Chi sarà il nuovo sindaco di Lecce?

Amministrative 2017 a Lecce, quattro candidati alla poltrona di sindaco, quattro percorsi e profili differenti. Da pochi giorni il centrosinistra leccese ha il suo candidato sindaco: Carlo Salvemini che ha sciolto ogni sua riserva e ha deciso di mettersi in gioco in prima linea. Il fondatore di ‘Lecce Bene Comune’ ha dichiarato: “Dobbiamo diventare il cambiamento che vogliamo vedere per Lecce e per farlo serve la vittoria.
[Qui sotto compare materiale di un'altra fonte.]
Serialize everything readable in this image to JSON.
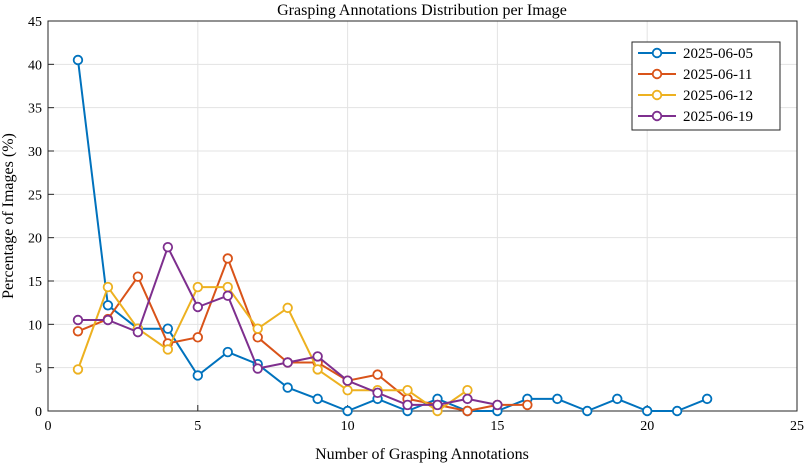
{
  "chart_data": {
    "type": "line",
    "title": "Grasping Annotations Distribution per Image",
    "xlabel": "Number of Grasping Annotations",
    "ylabel": "Percentage of Images (%)",
    "xlim": [
      0,
      25
    ],
    "ylim": [
      0,
      45
    ],
    "xticks": [
      0,
      5,
      10,
      15,
      20,
      25
    ],
    "yticks": [
      0,
      5,
      10,
      15,
      20,
      25,
      30,
      35,
      40,
      45
    ],
    "grid": true,
    "legend_position": "top-right",
    "series": [
      {
        "name": "2025-06-05",
        "color": "#0072BD",
        "x": [
          1,
          2,
          3,
          4,
          5,
          6,
          7,
          8,
          9,
          10,
          11,
          12,
          13,
          14,
          15,
          16,
          17,
          18,
          19,
          20,
          21,
          22
        ],
        "y": [
          40.5,
          12.2,
          9.5,
          9.5,
          4.1,
          6.8,
          5.4,
          2.7,
          1.4,
          0,
          1.4,
          0,
          1.4,
          0,
          0,
          1.4,
          1.4,
          0,
          1.4,
          0,
          0,
          1.4
        ]
      },
      {
        "name": "2025-06-11",
        "color": "#D95319",
        "x": [
          1,
          2,
          3,
          4,
          5,
          6,
          7,
          8,
          9,
          10,
          11,
          12,
          13,
          14,
          15,
          16
        ],
        "y": [
          9.2,
          10.6,
          15.5,
          7.8,
          8.5,
          17.6,
          8.5,
          5.6,
          5.6,
          3.5,
          4.2,
          1.4,
          0.7,
          0,
          0.7,
          0.7
        ]
      },
      {
        "name": "2025-06-12",
        "color": "#EDB120",
        "x": [
          1,
          2,
          3,
          4,
          5,
          6,
          7,
          8,
          9,
          10,
          11,
          12,
          13,
          14
        ],
        "y": [
          4.8,
          14.3,
          9.5,
          7.1,
          14.3,
          14.3,
          9.5,
          11.9,
          4.8,
          2.4,
          2.4,
          2.4,
          0,
          2.4
        ]
      },
      {
        "name": "2025-06-19",
        "color": "#7E2F8E",
        "x": [
          1,
          2,
          3,
          4,
          5,
          6,
          7,
          8,
          9,
          10,
          11,
          12,
          13,
          14,
          15
        ],
        "y": [
          10.5,
          10.5,
          9.1,
          18.9,
          12.0,
          13.3,
          4.9,
          5.6,
          6.3,
          3.5,
          2.1,
          0.7,
          0.7,
          1.4,
          0.7
        ]
      }
    ]
  }
}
Io non ho accettato solo per senso di responsabilità ma perché voglio vincere”.

Carlo Salvemini, che da tempo aveva annunciato la sua volontà di chiudere con la politica cittadina, ha spiegato nuovamente che un conto è correre ancora come consigliere, un altro è accettare la responsabilità di un’intera coalizione. “In questi anni non abbiamo fatto solo opposizione, ma abbiamo sempre coltivato l’ambizione di diventare protagonisti. Non c’è solo da sostituire un sindaco e una giunta, ma c’è la ferma volontà di cambiare politiche con nuove persone”.
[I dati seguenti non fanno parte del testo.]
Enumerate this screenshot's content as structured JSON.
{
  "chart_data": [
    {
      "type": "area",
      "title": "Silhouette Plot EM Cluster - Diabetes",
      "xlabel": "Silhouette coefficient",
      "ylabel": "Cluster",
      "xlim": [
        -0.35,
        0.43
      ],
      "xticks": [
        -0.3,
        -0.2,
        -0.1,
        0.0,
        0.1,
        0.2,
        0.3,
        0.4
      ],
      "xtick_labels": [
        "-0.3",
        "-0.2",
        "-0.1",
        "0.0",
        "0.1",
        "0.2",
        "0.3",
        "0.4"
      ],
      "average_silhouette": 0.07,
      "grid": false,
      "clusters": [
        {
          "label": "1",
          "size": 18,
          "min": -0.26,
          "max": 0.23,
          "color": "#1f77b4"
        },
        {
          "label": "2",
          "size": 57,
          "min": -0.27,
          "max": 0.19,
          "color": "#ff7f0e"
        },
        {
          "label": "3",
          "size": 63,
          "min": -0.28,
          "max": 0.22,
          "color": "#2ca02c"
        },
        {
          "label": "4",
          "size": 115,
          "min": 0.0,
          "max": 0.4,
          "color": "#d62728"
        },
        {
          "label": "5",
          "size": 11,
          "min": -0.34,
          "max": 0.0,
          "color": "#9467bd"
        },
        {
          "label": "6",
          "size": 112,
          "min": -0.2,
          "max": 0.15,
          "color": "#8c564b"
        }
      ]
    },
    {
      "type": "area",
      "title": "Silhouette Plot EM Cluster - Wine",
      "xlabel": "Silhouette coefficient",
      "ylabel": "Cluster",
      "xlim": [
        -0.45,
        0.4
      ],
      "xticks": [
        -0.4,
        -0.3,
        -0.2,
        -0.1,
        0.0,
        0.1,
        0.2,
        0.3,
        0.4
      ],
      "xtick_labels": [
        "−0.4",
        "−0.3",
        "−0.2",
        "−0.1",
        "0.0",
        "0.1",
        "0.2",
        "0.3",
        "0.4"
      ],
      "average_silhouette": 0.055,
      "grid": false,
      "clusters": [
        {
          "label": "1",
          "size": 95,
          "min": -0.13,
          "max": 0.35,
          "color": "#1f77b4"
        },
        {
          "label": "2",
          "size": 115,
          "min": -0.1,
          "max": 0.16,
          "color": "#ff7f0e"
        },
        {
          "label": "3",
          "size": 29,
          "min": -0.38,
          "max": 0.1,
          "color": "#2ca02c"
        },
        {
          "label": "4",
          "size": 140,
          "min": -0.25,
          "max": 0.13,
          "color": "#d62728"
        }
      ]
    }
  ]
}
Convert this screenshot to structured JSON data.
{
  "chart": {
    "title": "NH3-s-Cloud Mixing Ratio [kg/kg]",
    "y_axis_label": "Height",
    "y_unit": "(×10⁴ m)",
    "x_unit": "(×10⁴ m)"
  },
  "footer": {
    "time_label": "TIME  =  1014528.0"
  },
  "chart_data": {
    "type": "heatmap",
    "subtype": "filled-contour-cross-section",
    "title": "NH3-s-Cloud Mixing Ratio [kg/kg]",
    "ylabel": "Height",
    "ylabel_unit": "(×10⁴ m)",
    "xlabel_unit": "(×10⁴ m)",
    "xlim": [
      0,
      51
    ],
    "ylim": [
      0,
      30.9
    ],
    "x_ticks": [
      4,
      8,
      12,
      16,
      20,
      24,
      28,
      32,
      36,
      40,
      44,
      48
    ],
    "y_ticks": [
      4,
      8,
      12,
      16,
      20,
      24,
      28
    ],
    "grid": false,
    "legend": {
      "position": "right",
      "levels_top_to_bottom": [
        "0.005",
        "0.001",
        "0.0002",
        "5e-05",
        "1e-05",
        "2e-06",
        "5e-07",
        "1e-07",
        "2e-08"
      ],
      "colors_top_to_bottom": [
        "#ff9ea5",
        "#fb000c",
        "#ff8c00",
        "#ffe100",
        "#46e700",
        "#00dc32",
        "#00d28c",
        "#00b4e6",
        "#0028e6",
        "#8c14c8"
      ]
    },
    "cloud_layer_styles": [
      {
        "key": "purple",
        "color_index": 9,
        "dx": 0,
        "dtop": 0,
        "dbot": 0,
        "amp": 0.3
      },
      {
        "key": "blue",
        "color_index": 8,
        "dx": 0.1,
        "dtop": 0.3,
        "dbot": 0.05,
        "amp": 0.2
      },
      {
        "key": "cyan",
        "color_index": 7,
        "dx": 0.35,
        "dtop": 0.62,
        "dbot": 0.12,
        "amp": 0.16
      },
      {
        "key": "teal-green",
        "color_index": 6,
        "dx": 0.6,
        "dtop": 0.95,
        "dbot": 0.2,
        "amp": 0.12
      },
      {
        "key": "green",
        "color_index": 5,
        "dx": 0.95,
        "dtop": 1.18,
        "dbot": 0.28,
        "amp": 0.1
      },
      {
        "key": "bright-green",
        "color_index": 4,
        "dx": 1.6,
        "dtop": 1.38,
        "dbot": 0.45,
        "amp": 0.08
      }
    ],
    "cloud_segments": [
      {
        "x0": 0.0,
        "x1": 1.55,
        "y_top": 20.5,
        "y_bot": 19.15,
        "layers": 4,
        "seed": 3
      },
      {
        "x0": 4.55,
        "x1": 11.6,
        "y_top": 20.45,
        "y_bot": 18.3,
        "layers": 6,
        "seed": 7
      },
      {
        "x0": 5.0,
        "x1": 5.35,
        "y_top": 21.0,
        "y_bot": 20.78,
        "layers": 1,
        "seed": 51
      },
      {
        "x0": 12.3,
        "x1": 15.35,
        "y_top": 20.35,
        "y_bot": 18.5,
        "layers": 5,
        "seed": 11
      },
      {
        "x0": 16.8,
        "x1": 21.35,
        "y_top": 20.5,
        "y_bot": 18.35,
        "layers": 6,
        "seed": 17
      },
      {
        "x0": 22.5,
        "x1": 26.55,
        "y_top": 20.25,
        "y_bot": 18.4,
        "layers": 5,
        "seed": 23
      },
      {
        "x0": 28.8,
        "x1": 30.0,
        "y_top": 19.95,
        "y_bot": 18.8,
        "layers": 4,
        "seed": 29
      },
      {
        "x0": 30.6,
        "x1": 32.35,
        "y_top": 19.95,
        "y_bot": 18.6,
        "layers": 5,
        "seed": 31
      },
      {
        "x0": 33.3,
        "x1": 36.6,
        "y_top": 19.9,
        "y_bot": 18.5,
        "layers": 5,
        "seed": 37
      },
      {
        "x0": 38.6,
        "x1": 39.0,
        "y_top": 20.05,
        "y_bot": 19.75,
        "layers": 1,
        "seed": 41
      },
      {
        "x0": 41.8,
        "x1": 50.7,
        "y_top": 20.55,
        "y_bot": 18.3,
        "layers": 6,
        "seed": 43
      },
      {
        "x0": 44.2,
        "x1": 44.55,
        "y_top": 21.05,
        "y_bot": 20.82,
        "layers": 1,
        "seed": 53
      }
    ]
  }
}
Il tavolo del centrodestra ha candidato il giornalista Mauro Giliberti a sindaco di Lecce. Alla fumata bianca delle settimane scorse ha fatto seguito qualche perplessità e critica all’indicazione del nome di Giliberti, fatta da Raffaele Fitto, per uscire dalla lotta interna ai Cor per la successione a Paolo Perrone.

Dal canto suo, il terzo candidato con "Un'altra Lecce", l’ex assessore alla Giunta Perrone Alessandro Delli Noci, ha ribadito il suo “no” a rientrare nei ranghi. “Quando, spinto e sostenuto dai miei concittadini, ho deciso di ufficializzare la mia candidatura a sindaco della città, l’ho fatto con l’intenzione e l’idea che proprio con loro avrei ripensato Lecce, partendo da quello che non va, dalle sue potenzialità inespresse e dai suoi bisogni più impellenti per far nascere proposte concrete, contenuti e programmi”.

Delli Noci ha più volte spiegato nei giorni scorsi di aver lasciato lo schieramento cui apparteneva “per mancanza di chiarezza e di metodo, un metodo che ancora non sono riusciti a trovare, come dimostra la stessa candidatura di Mauro Giliberti, che è una trovata di pochi subìta da molti”.
L’ex assessore spiega di volersi concentrare sui temi. “Alla città e ai cittadini dobbiamo tutti una campagna elettorale dall’alto profilo etico e morale. E l’unico modo che abbiamo per farlo è di entrare nel vivo dei programmi, parlando dei contenuti delle nostre proposte”.

Il quarto candidato è Fabio Valente per il Movimento Cinque Stelle che a margine della conferenza stampa di presentazione della sua candidatura ha dichiarato: "I meetup pensano alla città a cinque stelle. La priorità è il sociale. Una città di 94mila abitanti non può permettersi che circa duemila famiglie vivano nell'indigenza. Lo scorso anno abbiamo affrontato il tema della casa, dal Comune e dai Servizi Sociali non abbiamo ottenuto nulla. Il nostro motto è 'nessuno deve rimanere indietro' e in una città così piccola ci sono le risorse per garantire a tutti la dignità. Infatti abbiamo pensato come primo punto del nostro programma ad un reddito di cittadinanza locale, attraverso due strade: un reddito vero e proprio e poi una misura di reinserimento lavorativo. Abbiamo immaginato cioè di poter creare un percorso con le associazioni di categoria perché le persone senza occupazione vengano riassorbite con il contributo del Comune, tramite training on the job. Soprattutto per i 40, 50enni diventa molto più complicato rientrare nel mondo del lavoro".